The future of marketing and the rise of ‘owned platforms’
WBA’s investment in its own platforms and apps reflects a belief in its own media as communications channels at a time when it is increasingly difficult to reach consumers through paid media.
“More and more marketing is not just about buying media,” Mehra said. “As we become a platform company, more and more of our communications with customers is going to come through our app, through our website, through direct notifications and SMS and text and email.
“So, marketing is going to become much more of an owned-platform game for companies that have customer data at our scale,” he predicted, adding that marketing is moving from “from activating outside of platforms to activating inside our own platforms” in a cookie-less world.
As part of this shift, WBA is looking to sell advertising to third parties on its own channels and launched Walgreens Advertising Group in November.
One question is whether WBA felt it would be too big a risk to drop WPP and change agency partner during the middle of a pandemic.
Mehra insists that wasn’t a concern: “The bigger risk would have been to choose the wrong partner here. The stakes are too high.
“The days of fleeting RFP reviews, where it’s literally about GRP [gross ratings point] efficiency and hourly reductions on making creative ads, are gone. These reviews are going to get more and more complex.
“We are interlinking very complex data and technology systems and so the risk of making a decision like that and getting it wrong on a technology side – because that’s the engine of our entire machine here – was just too high.”
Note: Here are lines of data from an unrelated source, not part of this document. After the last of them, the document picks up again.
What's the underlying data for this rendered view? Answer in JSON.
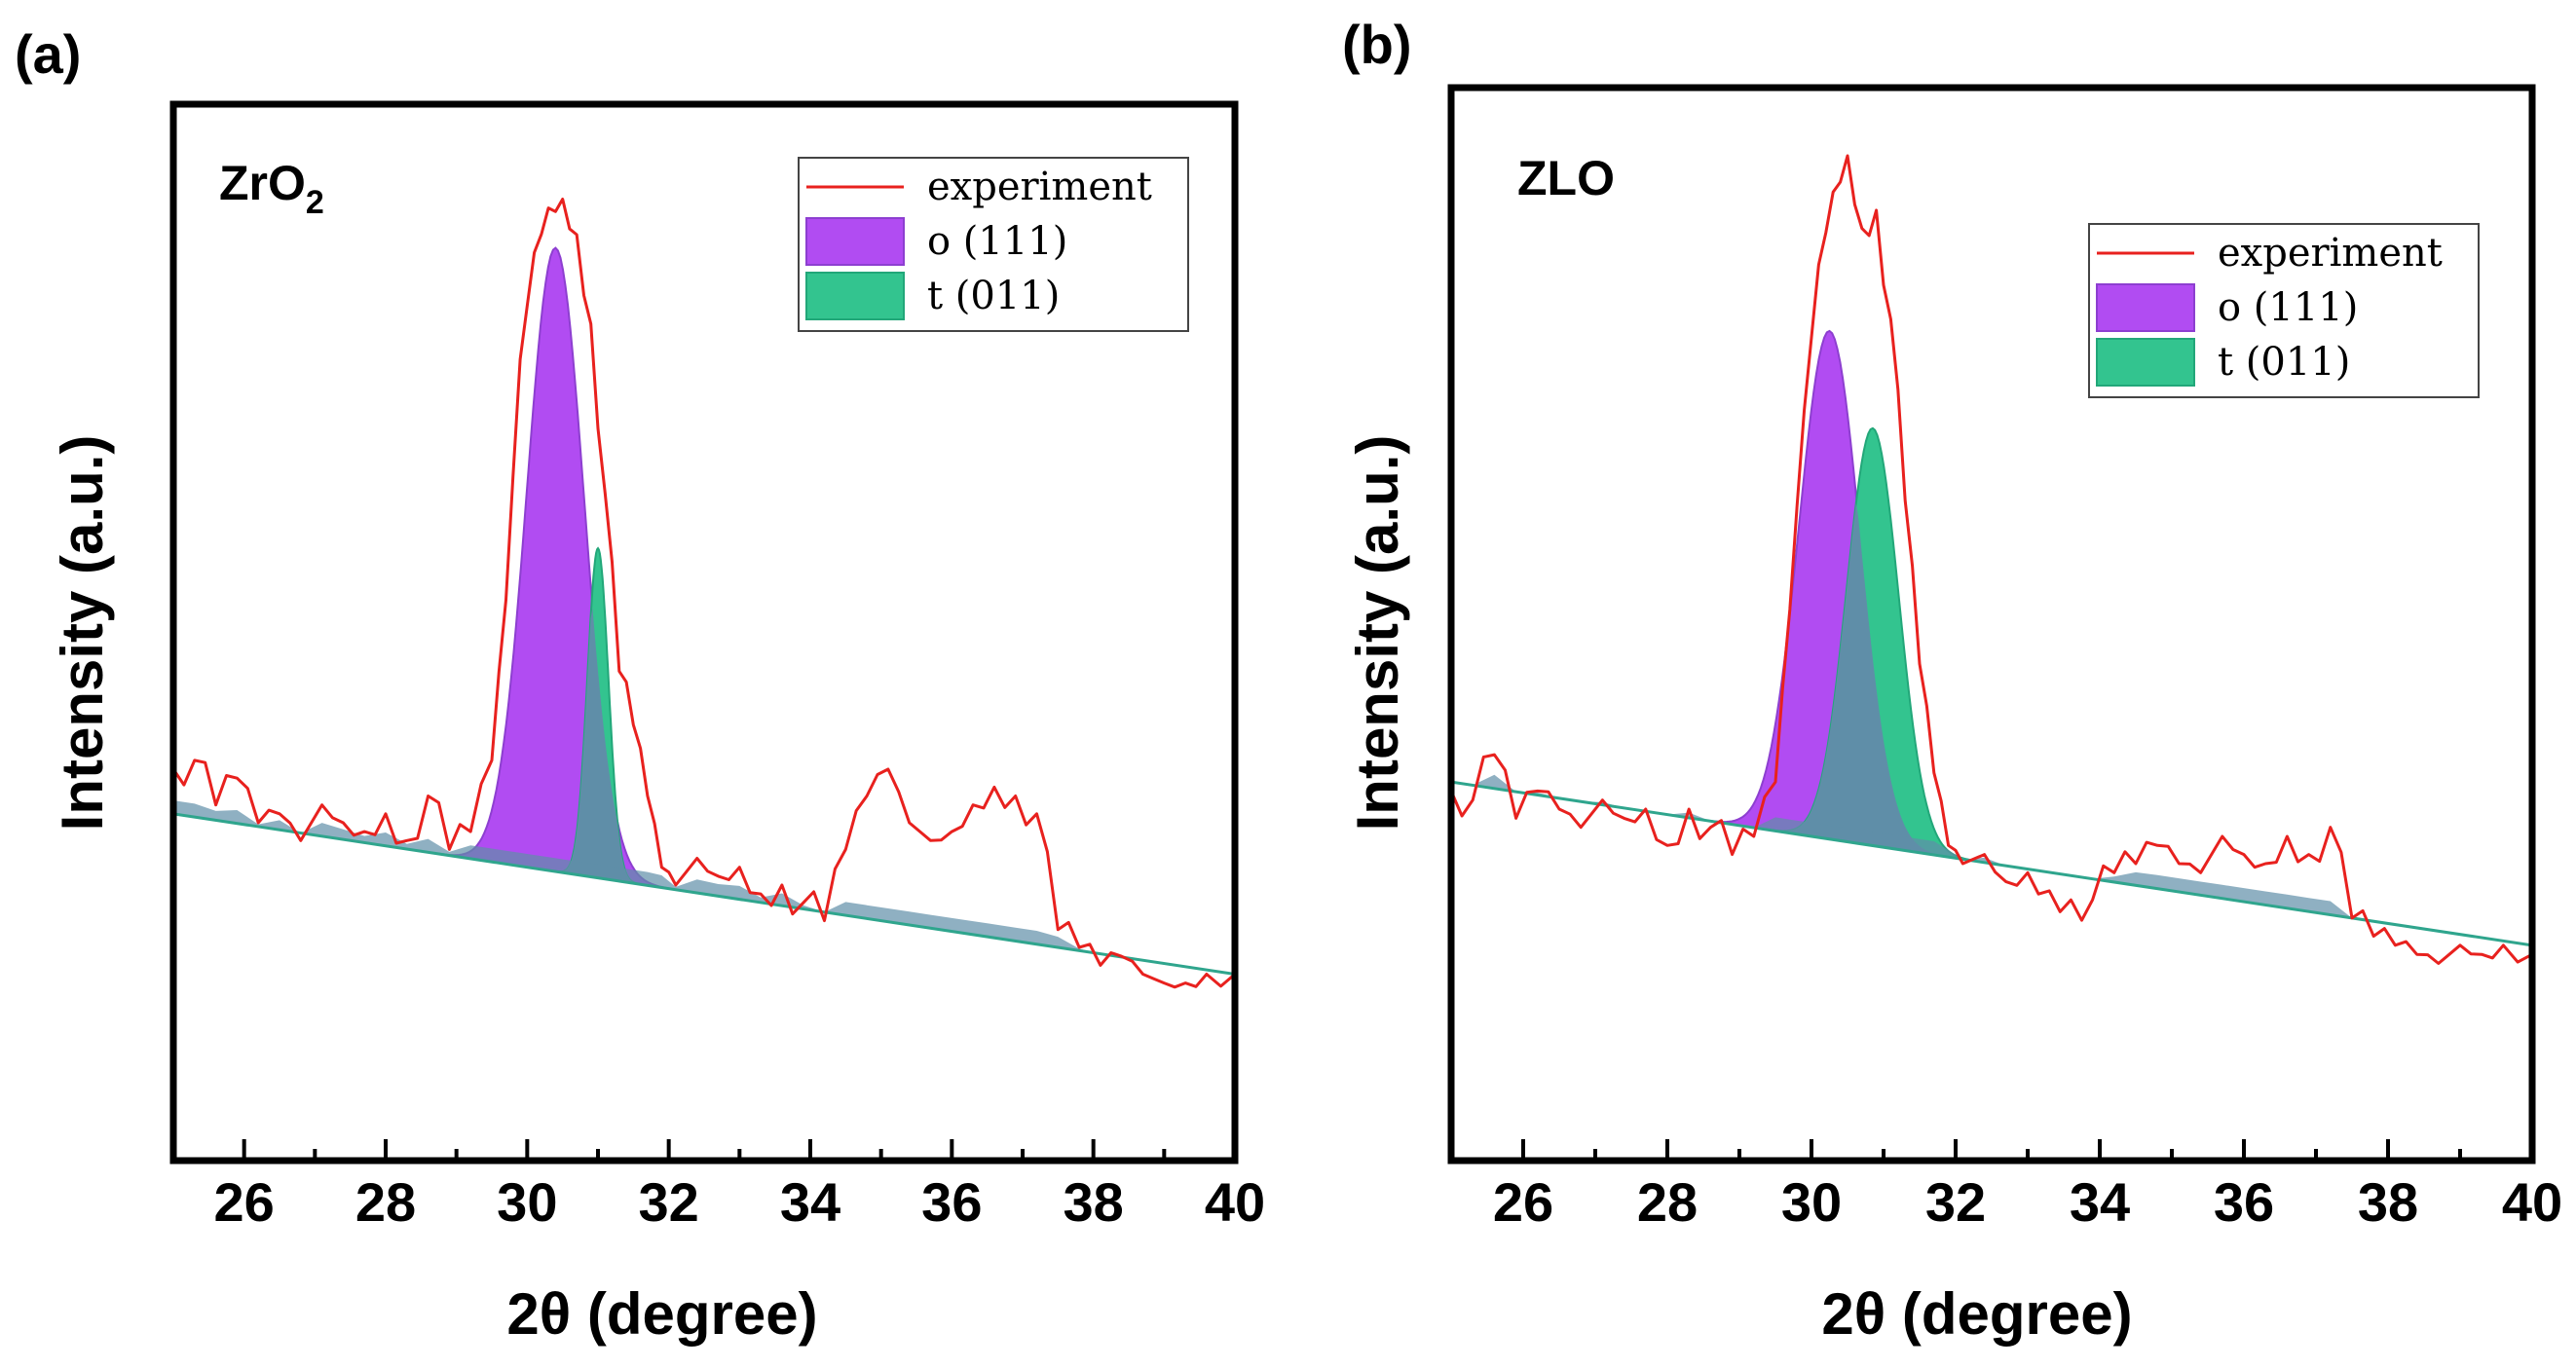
{
  "chart_data": [
    {
      "type": "area",
      "panel_label": "(a)",
      "sample_label": "ZrO",
      "sample_label_sub": "2",
      "xlabel": "2θ (degree)",
      "ylabel": "Intensity (a.u.)",
      "xlim": [
        25,
        40
      ],
      "ylim": [
        0,
        100
      ],
      "xticks": [
        "26",
        "28",
        "30",
        "32",
        "34",
        "36",
        "38",
        "40"
      ],
      "legend": {
        "placement": "top-right",
        "entries": [
          "experiment",
          "o (111)",
          "t (011)"
        ]
      },
      "colors": {
        "experiment": "#e8211e",
        "o111": "#b14cf2",
        "t011": "#33c48f",
        "overlap": "#5f8ea8",
        "baseline": "#2fa58d"
      },
      "baseline": {
        "x": [
          25,
          40
        ],
        "y": [
          28,
          10
        ]
      },
      "series": [
        {
          "name": "experiment",
          "x": [
            25.0,
            25.3,
            25.6,
            25.9,
            26.2,
            26.5,
            26.8,
            27.1,
            27.4,
            27.7,
            28.0,
            28.3,
            28.6,
            28.9,
            29.2,
            29.5,
            29.7,
            29.9,
            30.1,
            30.3,
            30.5,
            30.7,
            30.9,
            31.1,
            31.3,
            31.5,
            31.7,
            31.9,
            32.1,
            32.4,
            32.7,
            33.0,
            33.3,
            33.6,
            33.9,
            34.2,
            34.5,
            34.8,
            35.1,
            35.4,
            35.7,
            36.0,
            36.3,
            36.6,
            36.9,
            37.2,
            37.5,
            37.8,
            38.1,
            38.4,
            38.7,
            39.0,
            39.3,
            39.6,
            40.0
          ],
          "y": [
            33,
            34,
            29,
            32,
            27,
            28,
            25,
            29,
            27,
            26,
            28,
            25,
            30,
            24,
            26,
            34,
            52,
            79,
            91,
            96,
            97,
            93,
            83,
            64,
            44,
            38,
            30,
            22,
            20,
            23,
            21,
            22,
            19,
            20,
            18,
            16,
            24,
            30,
            33,
            27,
            25,
            26,
            29,
            31,
            30,
            28,
            15,
            13,
            11,
            12,
            10,
            9,
            9,
            10,
            10
          ]
        },
        {
          "name": "o (111)",
          "center": 30.4,
          "fwhm": 0.95,
          "height": 70
        },
        {
          "name": "t (011)",
          "center": 31.0,
          "fwhm": 0.35,
          "height": 37
        }
      ]
    },
    {
      "type": "area",
      "panel_label": "(b)",
      "sample_label": "ZLO",
      "sample_label_sub": "",
      "xlabel": "2θ (degree)",
      "ylabel": "Intensity (a.u.)",
      "xlim": [
        25,
        40
      ],
      "ylim": [
        0,
        100
      ],
      "xticks": [
        "26",
        "28",
        "30",
        "32",
        "34",
        "36",
        "38",
        "40"
      ],
      "legend": {
        "placement": "top-right",
        "entries": [
          "experiment",
          "o (111)",
          "t (011)"
        ]
      },
      "colors": {
        "experiment": "#e8211e",
        "o111": "#b14cf2",
        "t011": "#33c48f",
        "overlap": "#5f8ea8",
        "baseline": "#2fa58d"
      },
      "baseline": {
        "x": [
          25,
          40
        ],
        "y": [
          31,
          13
        ]
      },
      "series": [
        {
          "name": "experiment",
          "x": [
            25.0,
            25.3,
            25.6,
            25.9,
            26.2,
            26.5,
            26.8,
            27.1,
            27.4,
            27.7,
            28.0,
            28.3,
            28.6,
            28.9,
            29.2,
            29.5,
            29.7,
            29.9,
            30.1,
            30.3,
            30.5,
            30.7,
            30.9,
            31.1,
            31.3,
            31.5,
            31.7,
            31.9,
            32.1,
            32.4,
            32.7,
            33.0,
            33.3,
            33.6,
            33.9,
            34.2,
            34.5,
            34.8,
            35.1,
            35.4,
            35.7,
            36.0,
            36.3,
            36.6,
            36.9,
            37.2,
            37.5,
            37.8,
            38.1,
            38.4,
            38.7,
            39.0,
            39.3,
            39.6,
            40.0
          ],
          "y": [
            30,
            29,
            34,
            27,
            30,
            28,
            26,
            29,
            27,
            28,
            24,
            28,
            26,
            23,
            25,
            31,
            50,
            72,
            88,
            96,
            100,
            92,
            94,
            82,
            62,
            44,
            32,
            24,
            22,
            23,
            20,
            21,
            19,
            18,
            18,
            21,
            22,
            24,
            22,
            21,
            25,
            23,
            22,
            25,
            23,
            26,
            16,
            14,
            13,
            12,
            11,
            13,
            12,
            13,
            12
          ]
        },
        {
          "name": "o (111)",
          "center": 30.25,
          "fwhm": 1.0,
          "height": 56
        },
        {
          "name": "t (011)",
          "center": 30.85,
          "fwhm": 0.85,
          "height": 46
        }
      ]
    }
  ]
}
WBA’s technology team spent close to 40 hours assessing WPP’s systems and data architecture.
“In many ways, the modern chief marketing officer and chief communications officer are operating like chief information officers now,” he said, although the CIO was “deeply involved” in the WBA pitch too.
“When you’re activating everything through first-party data and 80% of your buy is linked to that, then the pipes better connect really well on your technology and that’s what takes the time [in a review]. The risk of getting that wrong is enormous.”
Industry observers and rivals will be watching closely to see whether the new WBA-WPP partnership also produces more engaging creative for the Walgreens and Boots brands in future.